FLORHAM PARK, N.J. -- Star cornerback Darrelle Revis sustained a mild concussion Sunday, the New York Jets announced Monday, and his status for Sunday's game against the Pittsburgh Steelers is uncertain.
"He seems to be feeling good, but whatever those (baseline test) scores are, apparently that's low," coach Rex Ryan said. "I'll lean on the doctors and trainers. We'll see how he progresses during the week."
Revis was hurt on a fluke play in the fourth quarter of the Jets' 48-28 win over the Buffalo Bills. He was chasing running back C.J. Spiller and landed on his stomach after a diving attempt to tackle him. While on the ground, he was accidentally kicked in the head by linebacker Bart Scott, who also was in pursuit.
Revis took a few moments to get up and walked slowly to the sideline, where he was checked for a concussion by the medical staff. He didn't return to the game.
Later, Revis was in the locker room, chatting with teammates, but he didn't speak with the media.
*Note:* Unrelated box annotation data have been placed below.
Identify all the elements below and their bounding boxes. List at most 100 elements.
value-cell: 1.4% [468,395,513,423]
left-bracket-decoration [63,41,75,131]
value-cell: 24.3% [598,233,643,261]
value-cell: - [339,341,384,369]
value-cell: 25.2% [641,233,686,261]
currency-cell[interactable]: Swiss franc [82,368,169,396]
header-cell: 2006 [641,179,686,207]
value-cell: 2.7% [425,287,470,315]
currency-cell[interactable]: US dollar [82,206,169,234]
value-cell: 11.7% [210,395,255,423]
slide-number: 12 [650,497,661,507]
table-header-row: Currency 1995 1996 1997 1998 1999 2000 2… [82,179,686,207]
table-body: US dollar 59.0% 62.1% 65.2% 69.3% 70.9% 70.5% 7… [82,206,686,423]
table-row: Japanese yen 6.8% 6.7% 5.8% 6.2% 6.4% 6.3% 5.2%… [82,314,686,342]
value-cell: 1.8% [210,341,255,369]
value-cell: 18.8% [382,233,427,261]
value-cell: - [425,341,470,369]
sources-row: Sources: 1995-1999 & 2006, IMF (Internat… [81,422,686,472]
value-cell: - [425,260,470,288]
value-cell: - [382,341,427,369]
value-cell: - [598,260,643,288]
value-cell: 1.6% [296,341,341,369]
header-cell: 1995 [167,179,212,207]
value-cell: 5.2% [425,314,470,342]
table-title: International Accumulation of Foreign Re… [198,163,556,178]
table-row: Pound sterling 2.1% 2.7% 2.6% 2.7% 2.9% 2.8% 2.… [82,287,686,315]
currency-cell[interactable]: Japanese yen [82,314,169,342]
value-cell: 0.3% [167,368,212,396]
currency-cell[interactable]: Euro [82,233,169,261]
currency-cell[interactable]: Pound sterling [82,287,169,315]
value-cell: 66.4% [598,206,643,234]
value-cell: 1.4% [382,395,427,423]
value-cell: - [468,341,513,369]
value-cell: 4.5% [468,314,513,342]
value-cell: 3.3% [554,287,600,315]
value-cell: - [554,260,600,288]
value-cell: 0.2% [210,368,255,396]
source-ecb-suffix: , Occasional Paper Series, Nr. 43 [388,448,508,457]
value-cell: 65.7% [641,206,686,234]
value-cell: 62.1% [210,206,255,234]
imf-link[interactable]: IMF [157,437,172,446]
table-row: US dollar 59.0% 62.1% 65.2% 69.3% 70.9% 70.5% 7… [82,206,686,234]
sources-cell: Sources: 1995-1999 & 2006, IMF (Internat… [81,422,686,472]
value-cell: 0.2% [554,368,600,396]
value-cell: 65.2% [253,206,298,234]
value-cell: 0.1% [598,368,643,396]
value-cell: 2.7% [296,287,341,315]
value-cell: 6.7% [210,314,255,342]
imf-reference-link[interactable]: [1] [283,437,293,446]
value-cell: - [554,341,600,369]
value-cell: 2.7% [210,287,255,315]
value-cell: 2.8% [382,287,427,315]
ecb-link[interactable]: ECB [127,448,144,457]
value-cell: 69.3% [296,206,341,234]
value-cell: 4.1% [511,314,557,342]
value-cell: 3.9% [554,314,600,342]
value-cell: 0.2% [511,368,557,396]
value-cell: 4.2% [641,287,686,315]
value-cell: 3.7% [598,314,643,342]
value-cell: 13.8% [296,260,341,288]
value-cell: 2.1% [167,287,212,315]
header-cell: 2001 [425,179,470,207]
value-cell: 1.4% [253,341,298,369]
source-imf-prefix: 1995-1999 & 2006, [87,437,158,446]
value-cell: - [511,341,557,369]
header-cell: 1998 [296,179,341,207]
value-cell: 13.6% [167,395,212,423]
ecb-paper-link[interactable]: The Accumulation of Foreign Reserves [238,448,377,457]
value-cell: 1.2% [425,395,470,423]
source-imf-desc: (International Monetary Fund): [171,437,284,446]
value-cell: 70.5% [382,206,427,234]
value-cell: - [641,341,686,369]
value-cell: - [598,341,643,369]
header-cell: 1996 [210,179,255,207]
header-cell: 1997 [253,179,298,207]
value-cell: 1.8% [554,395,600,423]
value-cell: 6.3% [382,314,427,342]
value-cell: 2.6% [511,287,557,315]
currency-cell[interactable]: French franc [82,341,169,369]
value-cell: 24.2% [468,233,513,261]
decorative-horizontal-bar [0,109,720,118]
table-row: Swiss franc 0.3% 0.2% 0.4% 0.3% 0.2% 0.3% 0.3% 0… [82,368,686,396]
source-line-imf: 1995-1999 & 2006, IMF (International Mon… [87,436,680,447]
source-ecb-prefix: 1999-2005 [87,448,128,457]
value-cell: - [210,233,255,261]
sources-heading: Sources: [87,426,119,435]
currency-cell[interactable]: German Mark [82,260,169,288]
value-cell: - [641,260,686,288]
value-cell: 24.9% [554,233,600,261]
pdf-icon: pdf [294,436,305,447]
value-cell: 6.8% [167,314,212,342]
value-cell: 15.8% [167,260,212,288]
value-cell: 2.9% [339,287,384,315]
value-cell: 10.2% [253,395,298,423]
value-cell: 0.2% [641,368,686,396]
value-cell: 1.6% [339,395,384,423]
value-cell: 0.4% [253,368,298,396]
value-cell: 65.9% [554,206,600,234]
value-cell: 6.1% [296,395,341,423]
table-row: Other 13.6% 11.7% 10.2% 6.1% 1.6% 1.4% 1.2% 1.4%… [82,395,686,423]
The team, citing the league's media policy for players with head injuries, declined to make him available to speak.
Revis also will be off limits on Monday, the team said.
After the game, Revis was fine, according to a source, but the concussion diagnosis was made Monday morning, Ryan said.
Concussions are a hot-button issue, and the league has directed teams to be cautious with head injuries. Ryan said he will "err on the side of caution," relying on the medical staff. NFL protocol doesn't preclude Revis from playing this week, but he must pass concussion tests before he's cleared.
Revis, widely regarded as the best cornerback in the league, set up the Jets' first touchdown Sunday with an interception. He also shut down Bills wide receiver Stevie Johnson, the only player last season to beat Revis for a touchdown.
The Jets would miss him enormously against the Steelers, who have three fast receivers -- Antonio Brown, Mike Wallace and Emmanuel Sanders. Nickel back Kyle Wilson, who also had an interception in the opener, likely would start in Revis' spot.